Create effects with Layer Styles

Layer Styles, known as Layer Effects in Photoshop 5.0 and 5.5, allow you to apply one of several pre-defined affects, like drop shadow, bevel and emboss, and pattern overlay, to an entire transparent layer in your image.

Each Layer Style has its own set of properties that you can tweak. For example, a huge dialog box with options controls the Drop Shadow Layer Style.

  • Choose a Blending mode and the opacity of your shadow.
  • Click on the black box to bring up the color picker and choose any color you want for the shadow.
  • Select the direction of the light source and even specify that every layer that uses the Drop Shadow layer effect will use the same light source.
  • Specify how far the shadow is from the object.
  • Intensify and blue the shadow.

In Photoshop 6, you can create and save your own custom layer styles to use repeatedly. As you become more familiar with layers, be sure to take some time to practice with layer styles and see how you can use them to quickly apply affects to your image, as well as create and reuse your own custom effects.

Take snapshots of a work in progress

Most images evolve from a rough picture to a final masterpiece. Along the way you may want to save a particular iteration of the image so you can go back to it and start again if a particular effect or editing technique doesn't produce the result you're looking for. Did you know you can use the History pallet to make taking snapshots of a work in progress that much easier?

The History palette gives you multiple levels of undo options, allowing you to step back through the changes you've made to a Photoshop file, undoing one or all of them until you reach the state you want. By default, the History palette supports 20 undos, or states. You return to the state you want by clicking it in the History palette, and your image is updated to reflect the state you've selected.

While your History pallet can support as many states for each image as you would like, each state takes up some space in your computer's RAM. If you want to take advantage of history states, but don't want to eat up all of your RAM in the process, use the snapshot feature to capture and save a state of your image in a separate file.

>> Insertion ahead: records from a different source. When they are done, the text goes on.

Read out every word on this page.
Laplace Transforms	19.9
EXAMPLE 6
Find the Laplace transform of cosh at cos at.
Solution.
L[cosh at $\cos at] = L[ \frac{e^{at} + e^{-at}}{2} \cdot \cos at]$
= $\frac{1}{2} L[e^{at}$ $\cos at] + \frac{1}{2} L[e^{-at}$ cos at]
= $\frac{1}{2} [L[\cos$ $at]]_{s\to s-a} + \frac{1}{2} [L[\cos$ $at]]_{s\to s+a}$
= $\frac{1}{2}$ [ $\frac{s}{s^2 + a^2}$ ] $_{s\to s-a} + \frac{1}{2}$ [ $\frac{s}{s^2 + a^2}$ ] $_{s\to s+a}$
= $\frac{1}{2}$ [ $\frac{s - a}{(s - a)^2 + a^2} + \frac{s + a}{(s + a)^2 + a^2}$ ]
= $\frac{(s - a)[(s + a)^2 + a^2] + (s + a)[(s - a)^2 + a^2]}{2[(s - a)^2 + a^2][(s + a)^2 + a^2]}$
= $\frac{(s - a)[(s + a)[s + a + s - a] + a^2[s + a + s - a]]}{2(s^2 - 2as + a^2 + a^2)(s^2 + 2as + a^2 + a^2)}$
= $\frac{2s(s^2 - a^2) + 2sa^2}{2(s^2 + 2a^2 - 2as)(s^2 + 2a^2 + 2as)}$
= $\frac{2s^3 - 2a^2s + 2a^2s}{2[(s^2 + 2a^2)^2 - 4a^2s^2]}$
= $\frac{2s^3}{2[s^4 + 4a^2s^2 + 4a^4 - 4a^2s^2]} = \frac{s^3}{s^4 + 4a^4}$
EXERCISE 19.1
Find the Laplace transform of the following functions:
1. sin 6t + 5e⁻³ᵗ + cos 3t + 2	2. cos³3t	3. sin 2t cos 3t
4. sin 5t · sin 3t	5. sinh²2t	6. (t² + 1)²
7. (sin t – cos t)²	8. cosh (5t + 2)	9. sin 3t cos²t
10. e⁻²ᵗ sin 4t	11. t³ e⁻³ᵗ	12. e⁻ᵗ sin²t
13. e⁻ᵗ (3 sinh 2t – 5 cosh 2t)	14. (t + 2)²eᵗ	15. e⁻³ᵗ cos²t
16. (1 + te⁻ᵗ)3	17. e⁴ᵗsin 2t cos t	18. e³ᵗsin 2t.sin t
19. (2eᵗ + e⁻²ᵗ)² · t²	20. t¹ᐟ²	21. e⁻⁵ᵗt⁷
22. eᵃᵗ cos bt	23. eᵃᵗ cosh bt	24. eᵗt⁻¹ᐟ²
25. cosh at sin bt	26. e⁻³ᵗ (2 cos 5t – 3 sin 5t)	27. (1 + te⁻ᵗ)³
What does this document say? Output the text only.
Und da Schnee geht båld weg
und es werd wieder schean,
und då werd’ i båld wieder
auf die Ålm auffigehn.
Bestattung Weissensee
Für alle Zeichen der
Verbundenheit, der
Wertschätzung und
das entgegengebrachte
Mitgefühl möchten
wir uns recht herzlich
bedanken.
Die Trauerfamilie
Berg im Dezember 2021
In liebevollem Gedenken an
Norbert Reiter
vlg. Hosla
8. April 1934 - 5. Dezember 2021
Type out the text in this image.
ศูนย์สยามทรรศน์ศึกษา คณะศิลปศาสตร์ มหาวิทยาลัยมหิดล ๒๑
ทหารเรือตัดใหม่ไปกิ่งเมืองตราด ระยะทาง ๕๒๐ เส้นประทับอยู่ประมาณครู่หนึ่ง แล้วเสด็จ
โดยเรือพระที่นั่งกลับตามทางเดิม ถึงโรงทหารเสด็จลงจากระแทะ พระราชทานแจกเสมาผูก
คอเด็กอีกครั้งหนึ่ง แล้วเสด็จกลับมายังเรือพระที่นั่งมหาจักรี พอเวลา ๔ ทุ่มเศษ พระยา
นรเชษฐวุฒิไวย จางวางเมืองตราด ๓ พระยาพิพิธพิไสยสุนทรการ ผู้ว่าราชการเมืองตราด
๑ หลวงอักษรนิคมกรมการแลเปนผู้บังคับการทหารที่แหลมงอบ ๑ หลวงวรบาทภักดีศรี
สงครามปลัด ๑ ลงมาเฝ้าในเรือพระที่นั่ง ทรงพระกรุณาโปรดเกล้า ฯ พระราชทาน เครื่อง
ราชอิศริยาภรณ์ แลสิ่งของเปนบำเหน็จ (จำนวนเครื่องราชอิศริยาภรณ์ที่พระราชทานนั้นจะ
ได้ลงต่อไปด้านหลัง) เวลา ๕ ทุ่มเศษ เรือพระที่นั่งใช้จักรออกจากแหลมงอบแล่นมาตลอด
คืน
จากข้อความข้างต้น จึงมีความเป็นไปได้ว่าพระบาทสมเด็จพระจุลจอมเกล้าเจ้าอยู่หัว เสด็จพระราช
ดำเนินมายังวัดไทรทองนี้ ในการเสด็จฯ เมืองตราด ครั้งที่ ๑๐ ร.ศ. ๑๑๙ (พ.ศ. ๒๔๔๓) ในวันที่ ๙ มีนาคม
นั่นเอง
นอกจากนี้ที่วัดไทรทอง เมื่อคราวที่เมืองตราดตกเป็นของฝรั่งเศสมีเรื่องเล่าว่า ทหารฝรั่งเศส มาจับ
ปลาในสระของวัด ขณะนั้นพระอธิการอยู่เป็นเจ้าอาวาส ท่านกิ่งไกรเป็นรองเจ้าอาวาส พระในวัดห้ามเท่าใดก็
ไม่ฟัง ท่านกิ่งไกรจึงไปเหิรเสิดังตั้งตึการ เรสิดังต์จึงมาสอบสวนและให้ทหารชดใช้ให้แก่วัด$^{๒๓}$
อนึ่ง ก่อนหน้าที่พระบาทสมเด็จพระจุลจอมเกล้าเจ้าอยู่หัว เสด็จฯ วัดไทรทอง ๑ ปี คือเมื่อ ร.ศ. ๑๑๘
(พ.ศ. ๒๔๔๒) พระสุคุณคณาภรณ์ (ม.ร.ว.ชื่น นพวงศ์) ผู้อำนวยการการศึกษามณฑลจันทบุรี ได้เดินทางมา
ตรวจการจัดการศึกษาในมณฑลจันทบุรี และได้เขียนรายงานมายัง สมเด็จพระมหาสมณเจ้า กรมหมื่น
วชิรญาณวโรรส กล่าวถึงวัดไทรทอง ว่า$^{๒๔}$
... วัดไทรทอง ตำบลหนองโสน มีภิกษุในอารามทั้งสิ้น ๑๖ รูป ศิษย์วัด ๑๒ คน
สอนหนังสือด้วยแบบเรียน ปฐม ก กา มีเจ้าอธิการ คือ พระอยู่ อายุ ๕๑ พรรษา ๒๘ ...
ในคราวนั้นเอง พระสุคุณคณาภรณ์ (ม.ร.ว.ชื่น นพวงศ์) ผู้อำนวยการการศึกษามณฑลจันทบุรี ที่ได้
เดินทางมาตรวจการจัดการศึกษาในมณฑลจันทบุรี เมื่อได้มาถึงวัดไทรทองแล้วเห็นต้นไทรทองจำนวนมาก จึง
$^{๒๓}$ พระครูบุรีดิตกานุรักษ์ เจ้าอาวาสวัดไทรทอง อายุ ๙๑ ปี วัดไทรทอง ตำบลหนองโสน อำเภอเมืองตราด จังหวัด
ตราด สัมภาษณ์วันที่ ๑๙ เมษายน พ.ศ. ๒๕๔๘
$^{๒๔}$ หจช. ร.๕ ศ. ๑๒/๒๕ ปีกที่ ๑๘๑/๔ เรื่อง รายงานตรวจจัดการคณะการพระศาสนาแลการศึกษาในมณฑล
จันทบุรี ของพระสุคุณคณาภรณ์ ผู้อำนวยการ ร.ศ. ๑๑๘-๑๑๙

Creating a snapshot of a state is easy:

  1. Select the state you want to save.
  2. Click the Create New Snapshot button at the bottom of the History pallet, or choose New Snapshot from the History drop-down menu.

With the History pallet and snapshots you can keep a record of the your image as it develops and quickly revert back to a previous state.

Be more efficient with actions and batch processing

If you regularly prepare images for a particular media, such as print or the Web, you'll find that there are certain effects you apply and actions you perform to get them to a final format for a given media. Photoshop's Actions and Batch Processing features allow you to complete regular and monotonous tasks with ease.

A Photoshop action is similar to macros you find in Microsoft Word and is as easy to create. The Actions pallet gives you the tools you need to record, save, and edit your actions so you can use them repeatedly with the click of a button. To create an action simply start recording, perform all of the activities associated with that action (changing color pallets, reducing file sizes, applying effects, etc), end the recording and save. When you run that action on another file, Photoshop does all of the work for you.

Batch processing allows you to apply an action to more than one file. Say you need to convert a large number of images from 300 dpi to 72 dpi and don't want to spend all day doing it. Simply create an action and then batch-process all of your images using that action.

The Batch dialog box, accessible from File > Automate > Batch, will help you setup and run a batch process. You specify an action, a folder of files to batch process, an output folder for the processed files and a naming convention. Photoshop does the rest.

If you regularly apply the same effects to images, or you need to work with a large number of files to prepare them for a particular media or publication, then actions and batch processing can make your work more efficient and consistent.